Analisi dei risultati

 I tre metodi descritti sopra sono stati testati nella stessa aerea per confrontare i risultati. Si tratta di una foresta di circa 200 ettari nel comune di Châtelard nel canton Friburgo. Questo comune è stato scelto perché presenta un’importante superficie boschiva in cui di recente è stata effettuata una misurazione. I limiti della foresta ottenuti sono stati confrontati con quelli contenuti nella base dati della misurazione ufficiale: le superfici ottenute con questi test erano superiori del +5% (10’000m² su un totale di 200’000m²).

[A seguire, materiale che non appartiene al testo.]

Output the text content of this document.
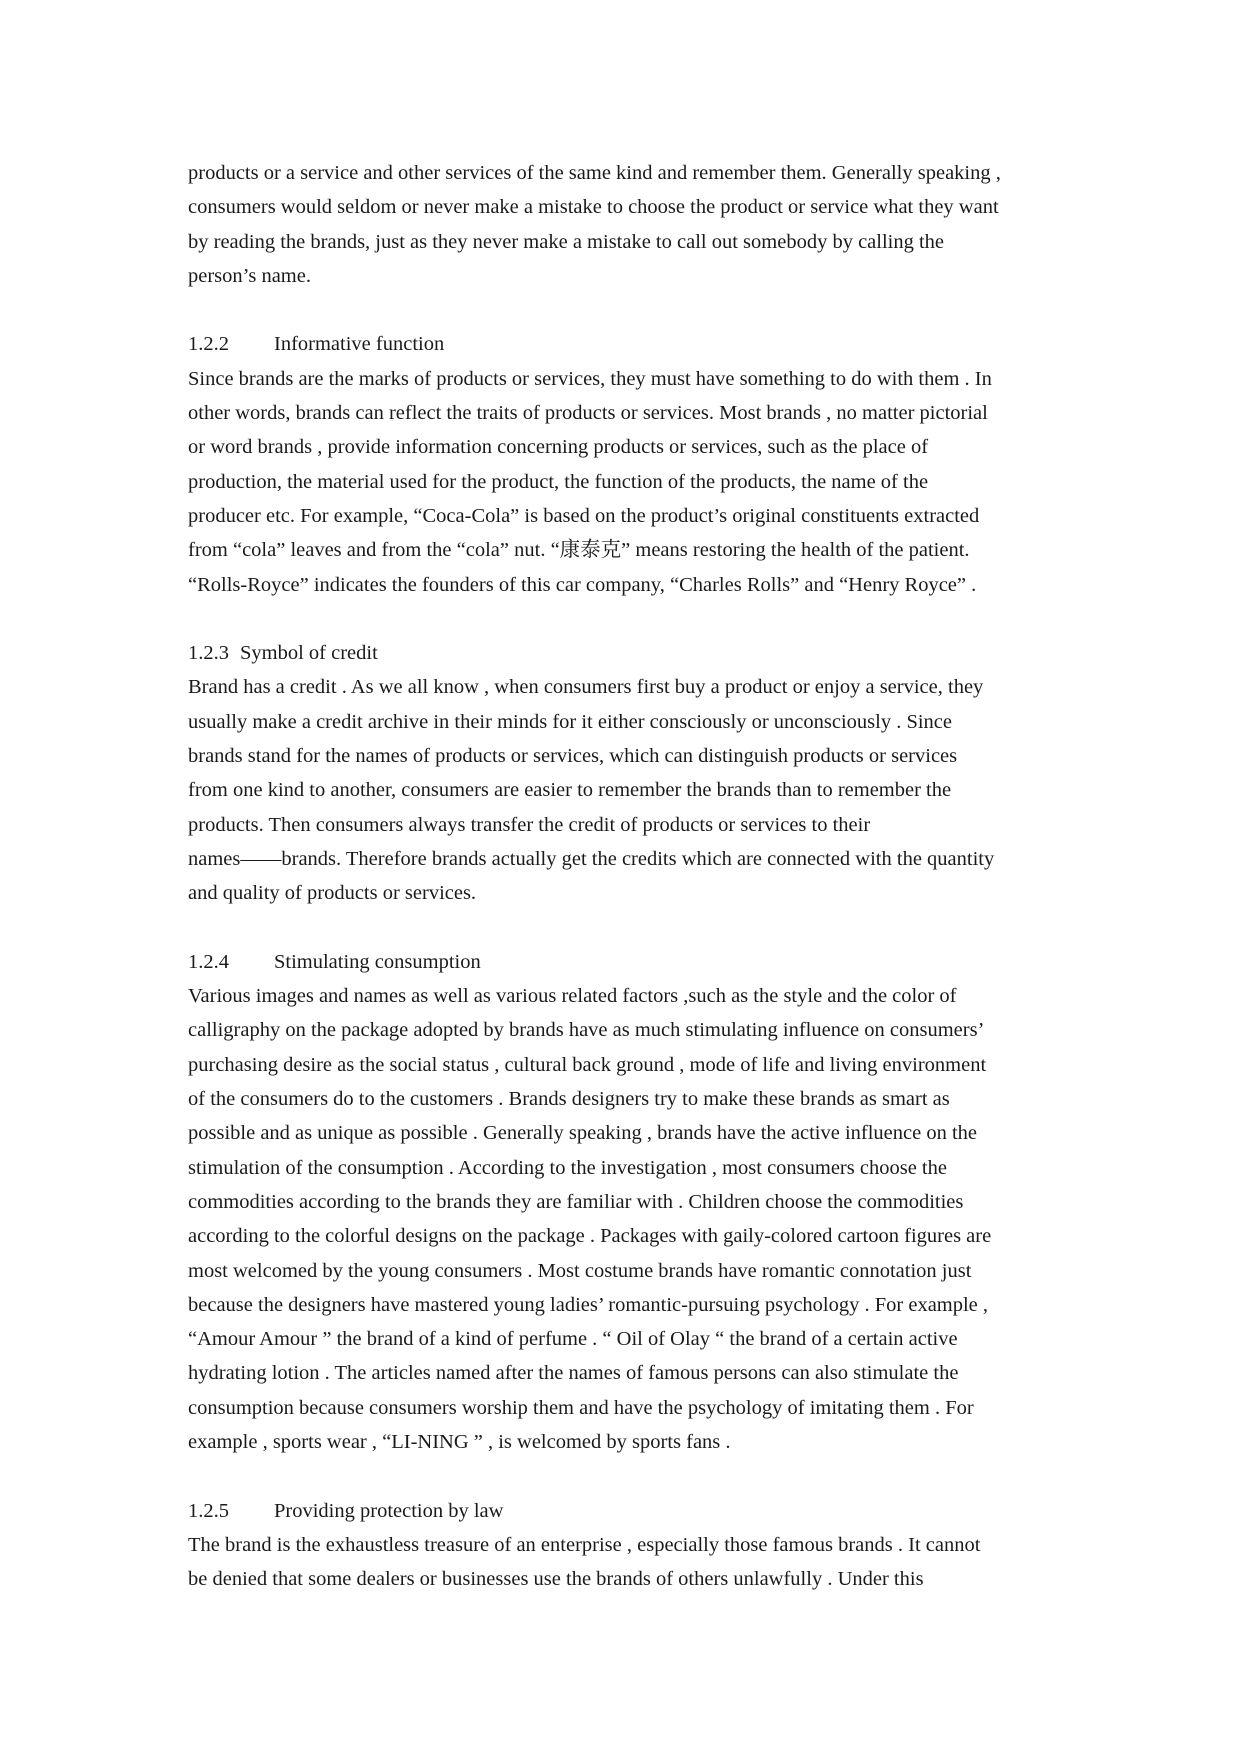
products or a service and other services of the same kind and remember them. Generally speaking ,
consumers would seldom or never make a mistake to choose the product or service what they want
by reading the brands, just as they never make a mistake to call out somebody by calling the
person’s name.

1.2.2 Informative function

Since brands are the marks of products or services, they must have something to do with them . In
other words, brands can reflect the traits of products or services. Most brands , no matter pictorial
or word brands , provide information concerning products or services, such as the place of
production, the material used for the product, the function of the products, the name of the
producer etc. For example, “Coca-Cola” is based on the product’s original constituents extracted
from “cola” leaves and from the “cola” nut. “康泰克” means restoring the health of the patient.
“Rolls-Royce” indicates the founders of this car company, “Charles Rolls” and “Henry Royce” .

1.2.3 Symbol of credit

Brand has a credit . As we all know , when consumers first buy a product or enjoy a service, they
usually make a credit archive in their minds for it either consciously or unconsciously . Since
brands stand for the names of products or services, which can distinguish products or services
from one kind to another, consumers are easier to remember the brands than to remember the
products. Then consumers always transfer the credit of products or services to their
names——brands. Therefore brands actually get the credits which are connected with the quantity
and quality of products or services.

1.2.4 Stimulating consumption

Various images and names as well as various related factors ,such as the style and the color of
calligraphy on the package adopted by brands have as much stimulating influence on consumers’
purchasing desire as the social status , cultural back ground , mode of life and living environment
of the consumers do to the customers . Brands designers try to make these brands as smart as
possible and as unique as possible . Generally speaking , brands have the active influence on the
stimulation of the consumption . According to the investigation , most consumers choose the
commodities according to the brands they are familiar with . Children choose the commodities
according to the colorful designs on the package . Packages with gaily-colored cartoon figures are
most welcomed by the young consumers . Most costume brands have romantic connotation just
because the designers have mastered young ladies’ romantic-pursuing psychology . For example ,
“Amour Amour ” the brand of a kind of perfume . “ Oil of Olay “ the brand of a certain active
hydrating lotion . The articles named after the names of famous persons can also stimulate the
consumption because consumers worship them and have the psychology of imitating them . For
example , sports wear , “LI-NING ” , is welcomed by sports fans .

1.2.5 Providing protection by law

The brand is the exhaustless treasure of an enterprise , especially those famous brands . It cannot
be denied that some dealers or businesses use the brands of others unlawfully . Under this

Inoltre, lo scarto minimo si muoveva tra 4.5m e 5.5m, a dipendenza del metodo testato. Questa differenza non è sorprendente perché i limiti delle foreste sono stati definiti dal bordo delle chiome, visibili sulle ortofoto o sul DEM, e non dai 2 m di distanza dal tronco ripresi solitamente nella misurazione. Le superfici delle foreste risultano quindi per forza ingrandite. 

Conclusione

 Si constata che i tre metodi testati hanno più o meno tutti la stessa valenza: ognuno presenta dei vantaggi e degli svantaggi e i risultati sono più o meno simili. Dal punto di vista finanziario, l’aumento rilevato della superficie delle foreste e la relativa perdita di SAU sui pagamenti diretti hanno un impatto irrilevante sui pagamenti diretti, una volta che questi sono ripartiti tra diversi proprietari agricoli adiacenti. Cionondimeno i risultati ottenuti potrebbero essere migliorati per soddisfare meglio i criteri dei rilevamenti della misurazione ufficiale. Questo potrebbe, per esempio, essere effettuato utilizzando un «buffer» negativo che consentirebbe di diminuire la differenza a livello di superficie e distanza. Tuttavia, sembra plausibile e praticabile l’utilizzo delle ortofoto (o di un DEM) nell’ambito del rinnovo delle SAU.